The head of the group pushing Virginia counties to refuse to enforce unconstitutional gun laws, declaring themselves "Second Amendment sanctuaries," told the Washington Free Beacon he has seen an unprecedented groundswell of support that he expects to only grow.
When Virginia Citizens Defense League (VCDL) president Philip Van Cleave spoke with the Free Beacon on Tuesday afternoon, 15 of Virginia's 95 counties had passed sanctuary resolutions; five more joined that night.
"I've never seen anything like this, and I've been doing this for over 20 years," he told the Free Beacon. "It's a sleeping giant that had been pretty much not paying attention to politics, and now they're awake, and now they're flooding these sanctuary county hearings. Flooding them."
Sparked by Democrats' capture of the Virginia legislature three weeks ago, the sanctuary movement has already passed resolutions similar to VCDL's model in nearly a quarter of the state's counties. The movement could give newly elected Democrats from more moderate jurisdictions pause when considering new gun control bills—especially the confiscation plan supported by Governor Ralph Northam (D.). The sanctuary proposals could also set up a showdown between state and local officials if the former adopt new gun bans or a confiscation scheme.

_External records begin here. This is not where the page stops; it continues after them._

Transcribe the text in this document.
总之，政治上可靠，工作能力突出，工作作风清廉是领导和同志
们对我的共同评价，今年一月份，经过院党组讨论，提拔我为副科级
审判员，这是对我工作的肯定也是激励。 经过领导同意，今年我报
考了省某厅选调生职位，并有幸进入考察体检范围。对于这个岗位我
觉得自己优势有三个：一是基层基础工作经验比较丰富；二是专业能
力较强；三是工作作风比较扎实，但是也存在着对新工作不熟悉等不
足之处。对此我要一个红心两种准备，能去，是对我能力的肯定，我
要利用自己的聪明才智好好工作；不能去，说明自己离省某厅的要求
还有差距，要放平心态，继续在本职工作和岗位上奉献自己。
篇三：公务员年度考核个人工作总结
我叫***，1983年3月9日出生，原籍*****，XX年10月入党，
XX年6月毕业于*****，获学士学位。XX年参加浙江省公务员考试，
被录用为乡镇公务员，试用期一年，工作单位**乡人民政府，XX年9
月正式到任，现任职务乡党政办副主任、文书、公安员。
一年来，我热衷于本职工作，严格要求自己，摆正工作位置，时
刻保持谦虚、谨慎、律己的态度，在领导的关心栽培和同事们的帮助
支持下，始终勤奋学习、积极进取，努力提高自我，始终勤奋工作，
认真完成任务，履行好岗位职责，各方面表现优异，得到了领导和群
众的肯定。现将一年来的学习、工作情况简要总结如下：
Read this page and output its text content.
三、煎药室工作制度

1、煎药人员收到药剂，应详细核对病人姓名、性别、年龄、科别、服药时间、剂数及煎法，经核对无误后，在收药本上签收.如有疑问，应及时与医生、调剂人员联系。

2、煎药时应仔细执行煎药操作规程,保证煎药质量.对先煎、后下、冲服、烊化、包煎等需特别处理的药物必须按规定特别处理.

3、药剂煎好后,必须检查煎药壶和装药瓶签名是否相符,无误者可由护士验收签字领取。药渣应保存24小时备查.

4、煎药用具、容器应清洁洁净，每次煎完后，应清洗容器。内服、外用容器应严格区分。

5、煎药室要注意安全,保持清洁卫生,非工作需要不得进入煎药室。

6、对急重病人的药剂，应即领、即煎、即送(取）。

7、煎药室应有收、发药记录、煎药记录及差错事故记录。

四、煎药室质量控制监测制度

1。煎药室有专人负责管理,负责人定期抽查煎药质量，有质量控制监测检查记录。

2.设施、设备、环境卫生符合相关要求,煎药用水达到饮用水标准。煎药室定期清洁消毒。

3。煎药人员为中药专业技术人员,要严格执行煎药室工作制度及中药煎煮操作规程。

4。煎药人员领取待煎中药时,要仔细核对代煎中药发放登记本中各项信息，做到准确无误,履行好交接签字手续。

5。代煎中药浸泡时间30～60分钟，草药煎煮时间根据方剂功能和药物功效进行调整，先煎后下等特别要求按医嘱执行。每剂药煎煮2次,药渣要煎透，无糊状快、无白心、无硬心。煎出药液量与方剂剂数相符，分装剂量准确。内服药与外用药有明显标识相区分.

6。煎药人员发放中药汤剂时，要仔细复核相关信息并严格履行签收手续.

Van Cleave said that his group would typically garner up to a hundred people at the General Assembly for past gun bills, but that nearly a thousand showed up to support the sanctuary proposal in rural Bedford County.
"It's sending a huge message to the General Assembly that a lot of the state does not want more gun control, certainly none of the crap that they're pushing that does nothing but affect law abiding citizens," he said. "It doesn't do anything for criminals."
He said Democrats elected in counties that adopt the sanctuary resolution are "gonna be under some pressure," and may be swayed by the effort.
"They're gonna go 'whoa, hey, if I vote for that bill you won't have a Democrat delegate in this county for the next decade,'" Van Cleave said. "All we have to do is turn a few Democrats and these bills aren't going to go anywhere."
The resolutions may do more than just send a message to the new Democratic majority, however. They could also have a direct impact on local law enforcement.
"It's more than symbolic," Van Cleave said. "It can affect the employees of the county. So, you've got a county police force. If the employees are breaking this policy, they can be fired."
Van Cleave said he expects a majority of the state's counties to adopt a sanctuary policy in the coming months, and his group plans to target Virginia's sheriffs and commonwealth attorneys as well.
"It's part of a multiple prong approach," he said. "A lot of sheriffs, and even chiefs of police, are going to be watching what localities do. Some of the sheriffs have said, 'if my locality does this then I'm going to go along with it.' Then, if we get commonwealth attorneys to say 'I'm not prosecuting this stuff,' well, that closes the loop at least in the county."
Still, Van Cleave said the sanctuary movement is not the only way to prevent the passage of new gun control laws.
"It's important people understand, just because your county becomes a sanctuary, you're not done," he said. "This is the very beginning. This is the first volley in a war. We're making a hell of a volley, but the war will not be over even if every single county was a sanctuary."
He said even if every county in the state adopted the sanctuary policy, it would remain important to block potential gun-control laws from passing through the state legislature. VCDL now plans to focus on activating its members who live in Democratic districts with the intention of trying to persuade Democratic lawmakers whom VCDL had not relied on when Republicans controlled the legislature.
"We have to make sure these bills don't make it into law," he said.